The Smithsonian’s National Zoo and its Conservation Biology Institute have long been recognized for their pioneering efforts in training wildlife and conservation professionals worldwide. SCBI staff and research associates have taught professional training courses in the United States and at more than 20 international locations on a variety of topics for over three decades. Over 5,000 individuals from more than 85 countries have taken part in such efforts and many have gone on to key leadership positions in zoos, wildlife organizations and universities in the U.S. and throughout the world. At the core of SCBI are its distinguished scientists, many the top in their fields, a highly respected research agenda, and extensive experience with applied conservation science around the world. As part of the broader Smithsonian network the SMSC will also capitalize on the unique resources and experience housed at the Smithsonian Tropical Research Institute, Smithsonian Environmental Research Center, and the National Museum of Natural History. The SMSC approach to learning establishes a benchmark for innovative education for current and future generations of global conservation professionals, leaders, and practitioners in the 21st century.

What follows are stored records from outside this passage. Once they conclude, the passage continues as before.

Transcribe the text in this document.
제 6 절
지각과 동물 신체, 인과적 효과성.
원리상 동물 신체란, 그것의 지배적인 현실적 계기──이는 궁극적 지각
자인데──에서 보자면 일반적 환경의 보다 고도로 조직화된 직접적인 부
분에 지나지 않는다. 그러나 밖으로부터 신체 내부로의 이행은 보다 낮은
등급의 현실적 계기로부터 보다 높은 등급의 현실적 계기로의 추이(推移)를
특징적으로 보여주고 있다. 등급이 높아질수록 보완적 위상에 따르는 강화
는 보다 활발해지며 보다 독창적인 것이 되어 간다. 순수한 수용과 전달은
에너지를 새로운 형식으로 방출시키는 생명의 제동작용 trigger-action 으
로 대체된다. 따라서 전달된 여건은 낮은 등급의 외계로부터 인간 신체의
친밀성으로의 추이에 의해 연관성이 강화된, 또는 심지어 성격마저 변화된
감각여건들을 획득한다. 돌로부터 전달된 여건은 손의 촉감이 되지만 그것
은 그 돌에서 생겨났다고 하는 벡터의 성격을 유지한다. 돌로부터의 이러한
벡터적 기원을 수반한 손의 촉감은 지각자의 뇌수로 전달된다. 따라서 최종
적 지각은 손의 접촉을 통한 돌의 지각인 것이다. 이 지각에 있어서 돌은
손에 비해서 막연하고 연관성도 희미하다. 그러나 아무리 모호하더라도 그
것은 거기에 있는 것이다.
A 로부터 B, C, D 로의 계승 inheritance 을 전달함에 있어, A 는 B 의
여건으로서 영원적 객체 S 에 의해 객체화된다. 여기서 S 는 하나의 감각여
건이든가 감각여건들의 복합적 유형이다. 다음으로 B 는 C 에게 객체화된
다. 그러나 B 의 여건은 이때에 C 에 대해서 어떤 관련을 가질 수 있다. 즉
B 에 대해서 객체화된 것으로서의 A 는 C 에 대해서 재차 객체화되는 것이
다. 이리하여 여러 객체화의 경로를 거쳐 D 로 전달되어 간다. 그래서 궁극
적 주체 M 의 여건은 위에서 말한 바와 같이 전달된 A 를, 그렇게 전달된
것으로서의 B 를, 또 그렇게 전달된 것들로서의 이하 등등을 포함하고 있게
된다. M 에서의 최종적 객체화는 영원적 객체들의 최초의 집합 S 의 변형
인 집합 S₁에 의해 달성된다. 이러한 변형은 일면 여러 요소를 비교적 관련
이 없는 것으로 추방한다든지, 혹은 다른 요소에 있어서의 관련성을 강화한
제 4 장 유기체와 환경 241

Lifelong learning to foster conservation leadership
The Smithsonian-Mason School of Conservation offers a range of compelling residential, hands-on, interdisciplinary programs in conservation biology for undergraduate and graduate students and professionals at our new facility on the grounds of SCBI in Front Royal, Virginia, USA.
Highly qualified world experts, including Smithsonian scientists, George Mason University faculty, and colleagues from other U.S. and international conservation organizations, provide students with direct connections to the most current teaching, research techniques, and work in the field. Students thrive in a collaborative atmosphere of creative, analytical thinking.
For alumni of its programs, the School of Conservation offers the opportunity to become part of a lifelong, global community of learning that supports visionary thinking and informed practice of conservation biology along different career paths.